Using the iLiad
One of the things I was expecting to be able to do with the iLiad was read RSS feeds. Since the iLiad has WiFi, I would like it to collect all of the pages linked by a given feed in the morning and then let me read them offline (sitting in the park or on a train), like a newspaper. Unfortunately, this isn't possible. I'm not sure why iRex advertises the iLiad as supporting RSS—I haven't yet found a way of doing it. It might have something to do with some Windows software, but I haven't owned a Windows machine for several years, and I don't feel that I should need to install Windows to use a Linux-based device.
The easiest way I've found of getting content to the device is to remove the multimedia card and put it in a reader attached to a computer (although this setup has a habit of crashing the device). In theory, the iLiad has the ability to get things from a CIFS share, but I couldn't make this trick work. There is an rsync port, so eventually I'll probably set up an unprivileged account on my laptop and have it rsync with my iLiad. Unfortunately, this option is available only when I'm at home, since the iLiad refuses to connect to ad hoc WiFi networks.

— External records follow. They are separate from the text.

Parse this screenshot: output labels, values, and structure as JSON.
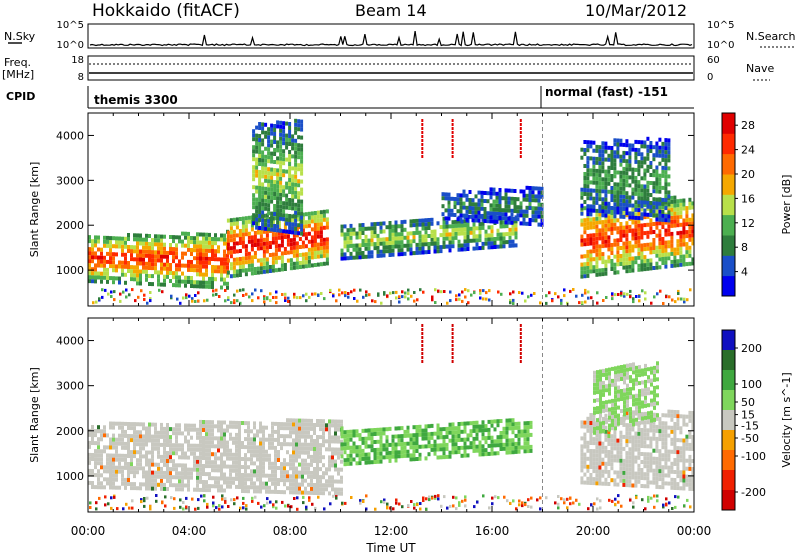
{
  "header": {
    "site": "Hokkaido (fitACF)",
    "beam": "Beam 14",
    "date": "10/Mar/2012"
  },
  "panel_labels": {
    "nsky": "N.Sky",
    "nsearch": "N.Search",
    "freq_top": "Freq.",
    "freq_unit": "[MHz]",
    "nave": "Nave",
    "cpid": "CPID"
  },
  "noise_axis": {
    "left_top": "10^5",
    "left_bottom": "10^0",
    "right_top": "10^5",
    "right_bottom": "10^0"
  },
  "freq_axis": {
    "left_top": "18",
    "left_bottom": "8",
    "right_top": "60",
    "right_bottom": "0"
  },
  "cpid": [
    {
      "label": "themis 3300",
      "start": "00:00",
      "end": "18:00"
    },
    {
      "label": "normal (fast) -151",
      "start": "18:00",
      "end": "24:00"
    }
  ],
  "colors": {
    "power_scale": [
      "#0000ee",
      "#1a4fc8",
      "#2e7d3c",
      "#4caf50",
      "#b8e04a",
      "#f5a800",
      "#ff6a00",
      "#ff2a00",
      "#e00000"
    ],
    "velocity_scale": [
      "#1010c0",
      "#2a6e2a",
      "#3fa83f",
      "#7fd65c",
      "#c8c8c0",
      "#f5a000",
      "#ff6a00",
      "#f02000",
      "#d00000"
    ],
    "ground_gray": "#c8c8c0"
  },
  "chart_data": [
    {
      "type": "heatmap",
      "title": "Power",
      "ylabel": "Slant Range [km]",
      "xlabel": "Time UT",
      "x_ticks": [
        "00:00",
        "04:00",
        "08:00",
        "12:00",
        "16:00",
        "20:00",
        "00:00"
      ],
      "y_ticks": [
        1000,
        2000,
        3000,
        4000
      ],
      "ylim": [
        200,
        4500
      ],
      "colorbar": {
        "label": "Power [dB]",
        "ticks": [
          4,
          8,
          12,
          16,
          20,
          24,
          28
        ],
        "range": [
          0,
          30
        ]
      },
      "echo_bands": [
        {
          "t_start": 0,
          "t_end": 5.5,
          "range_low": 800,
          "range_high": 1800,
          "power": 24
        },
        {
          "t_start": 5.5,
          "t_end": 9.5,
          "range_low": 900,
          "range_high": 2200,
          "power": 26
        },
        {
          "t_start": 6.5,
          "t_end": 8.5,
          "range_low": 2000,
          "range_high": 4300,
          "power": 14
        },
        {
          "t_start": 10,
          "t_end": 17,
          "range_low": 1300,
          "range_high": 2100,
          "power": 14
        },
        {
          "t_start": 14,
          "t_end": 18,
          "range_low": 2200,
          "range_high": 2800,
          "power": 8
        },
        {
          "t_start": 19.5,
          "t_end": 24,
          "range_low": 900,
          "range_high": 2500,
          "power": 24
        },
        {
          "t_start": 19.5,
          "t_end": 23,
          "range_low": 2300,
          "range_high": 3900,
          "power": 10
        }
      ]
    },
    {
      "type": "heatmap",
      "title": "Velocity",
      "ylabel": "Slant Range [km]",
      "xlabel": "Time UT",
      "x_ticks": [
        "00:00",
        "04:00",
        "08:00",
        "12:00",
        "16:00",
        "20:00",
        "00:00"
      ],
      "y_ticks": [
        1000,
        2000,
        3000,
        4000
      ],
      "ylim": [
        200,
        4500
      ],
      "colorbar": {
        "label": "Velocity [m s^-1]",
        "ticks": [
          200,
          100,
          50,
          15,
          -15,
          -50,
          -100,
          -200
        ],
        "range": [
          -250,
          250
        ]
      },
      "echo_bands": [
        {
          "t_start": 0,
          "t_end": 10,
          "range_low": 800,
          "range_high": 2200,
          "velocity": 0
        },
        {
          "t_start": 10,
          "t_end": 17.5,
          "range_low": 1300,
          "range_high": 2100,
          "velocity": 80
        },
        {
          "t_start": 19.5,
          "t_end": 24,
          "range_low": 900,
          "range_high": 2400,
          "velocity": 0
        },
        {
          "t_start": 20,
          "t_end": 22.5,
          "range_low": 2000,
          "range_high": 3400,
          "velocity": 40
        }
      ]
    }
  ]
}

This isn't a huge limitation, since some news outlets have started to provide PDF versions of their content. The Guardian, for example, provides five PDFs per day, and a simple script can grab the latest one. These PDFs render quite nicely on the iLiad, although you lose the color in the images (and Hillary Clinton looks really creepy dithered to four shades of gray).

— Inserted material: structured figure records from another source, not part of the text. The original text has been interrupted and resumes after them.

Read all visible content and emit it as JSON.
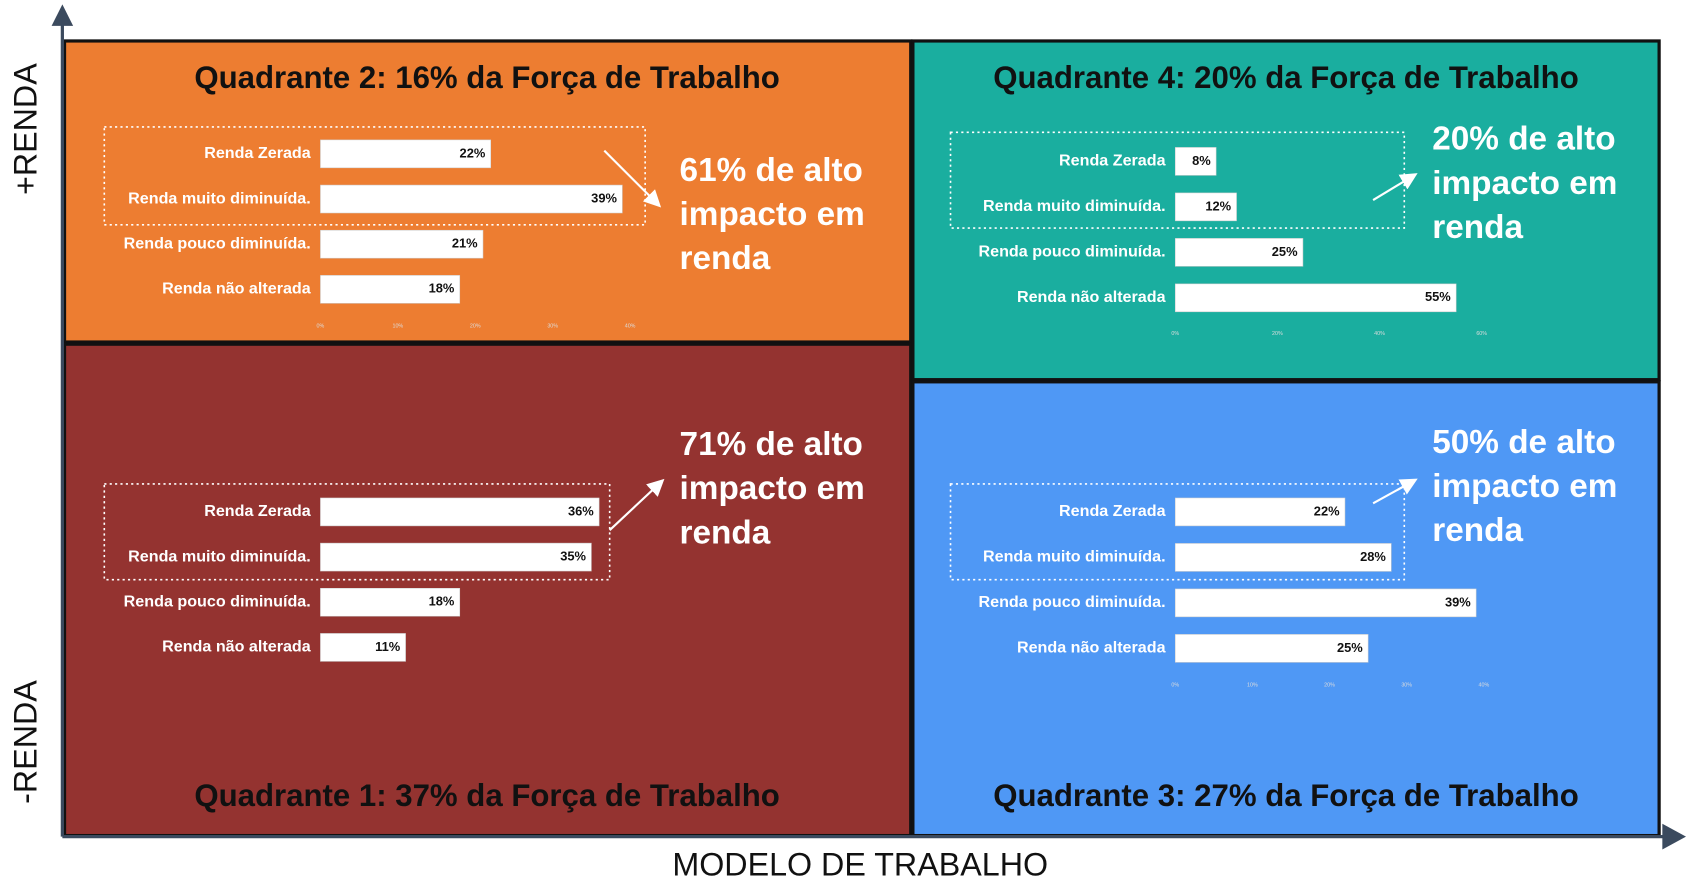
{
  "axes": {
    "y_top": "+RENDA",
    "y_bottom": "-RENDA",
    "x": "MODELO DE TRABALHO"
  },
  "chart_data": [
    {
      "type": "bar",
      "orientation": "horizontal",
      "title": "Quadrante 2: 16% da Força de Trabalho",
      "background": "#ed7d31",
      "color": "#ffffff",
      "annotation": [
        "61% de alto",
        "impacto em",
        "renda"
      ],
      "categories": [
        "Renda Zerada",
        "Renda muito diminuída.",
        "Renda pouco diminuída.",
        "Renda não alterada"
      ],
      "values": [
        22,
        39,
        21,
        18
      ],
      "value_labels": [
        "22%",
        "39%",
        "21%",
        "18%"
      ],
      "xlim": [
        0,
        40
      ],
      "xticks": [
        {
          "value": 0,
          "label": "0%"
        },
        {
          "value": 10,
          "label": "10%"
        },
        {
          "value": 20,
          "label": "20%"
        },
        {
          "value": 30,
          "label": "30%"
        },
        {
          "value": 40,
          "label": "40%"
        }
      ]
    },
    {
      "type": "bar",
      "orientation": "horizontal",
      "title": "Quadrante 1: 37% da Força de Trabalho",
      "background": "#943330",
      "color": "#ffffff",
      "annotation": [
        "71% de alto",
        "impacto em",
        "renda"
      ],
      "categories": [
        "Renda Zerada",
        "Renda muito diminuída.",
        "Renda pouco diminuída.",
        "Renda não alterada"
      ],
      "values": [
        36,
        35,
        18,
        11
      ],
      "value_labels": [
        "36%",
        "35%",
        "18%",
        "11%"
      ],
      "xlim": [
        0,
        40
      ]
    },
    {
      "type": "bar",
      "orientation": "horizontal",
      "title": "Quadrante 4: 20% da Força de Trabalho",
      "background": "#1aae9f",
      "color": "#ffffff",
      "annotation": [
        "20% de alto",
        "impacto em",
        "renda"
      ],
      "categories": [
        "Renda Zerada",
        "Renda muito diminuída.",
        "Renda pouco diminuída.",
        "Renda não alterada"
      ],
      "values": [
        8,
        12,
        25,
        55
      ],
      "value_labels": [
        "8%",
        "12%",
        "25%",
        "55%"
      ],
      "xlim": [
        0,
        60
      ],
      "xticks": [
        {
          "value": 0,
          "label": "0%"
        },
        {
          "value": 20,
          "label": "20%"
        },
        {
          "value": 40,
          "label": "40%"
        },
        {
          "value": 60,
          "label": "60%"
        }
      ]
    },
    {
      "type": "bar",
      "orientation": "horizontal",
      "title": "Quadrante 3: 27% da Força de Trabalho",
      "background": "#4f98f5",
      "color": "#ffffff",
      "annotation": [
        "50% de alto",
        "impacto em",
        "renda"
      ],
      "categories": [
        "Renda Zerada",
        "Renda muito diminuída.",
        "Renda pouco diminuída.",
        "Renda não alterada"
      ],
      "values": [
        22,
        28,
        39,
        25
      ],
      "value_labels": [
        "22%",
        "28%",
        "39%",
        "25%"
      ],
      "xlim": [
        0,
        40
      ],
      "xticks": [
        {
          "value": 0,
          "label": "0%"
        },
        {
          "value": 10,
          "label": "10%"
        },
        {
          "value": 20,
          "label": "20%"
        },
        {
          "value": 30,
          "label": "30%"
        },
        {
          "value": 40,
          "label": "40%"
        }
      ]
    }
  ]
}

Reading books on the device is very nice. I use the service at Feedbooks.com, which takes public domain books from a variety of sources and typesets them using LaTeX specifically for this device. The result is a PDF with no borders on the pages, and each page is exactly the size of the iLiad screen. I've read several books on the device, including The Count of Monte Cristo (at almost 2,000 pages), without any eyestrain or tiredness. Most of the time the device remembers where you were in a PDF, and goes back there when you reopen it. Sadly, if you let the battery go flat, it loses this information. With no "jump to page" feature, getting back to where you were in a 2,000-page novel is incredibly difficult. You can click approximately where you were on the progress bar and then skip forward and backward five pages at a time by holding the flip bar, but that arrangement is far from ideal.
One feature I haven't used much is annotations. If you draw on a page with the stylus, the iLiad stores your drawings in a separate file. A friend of mine wrote a simple Mac application that runs the resulting jottings through the OS X handwriting recognition engine (Ink) and lets you search the results. (Unfortunately, most humans have problems reading my handwriting, and it's far beyond the capabilities of a machine.) The community version of the viewer allows you to jump quickly between annotations, which means that you can bookmark pages easily and jump back to them.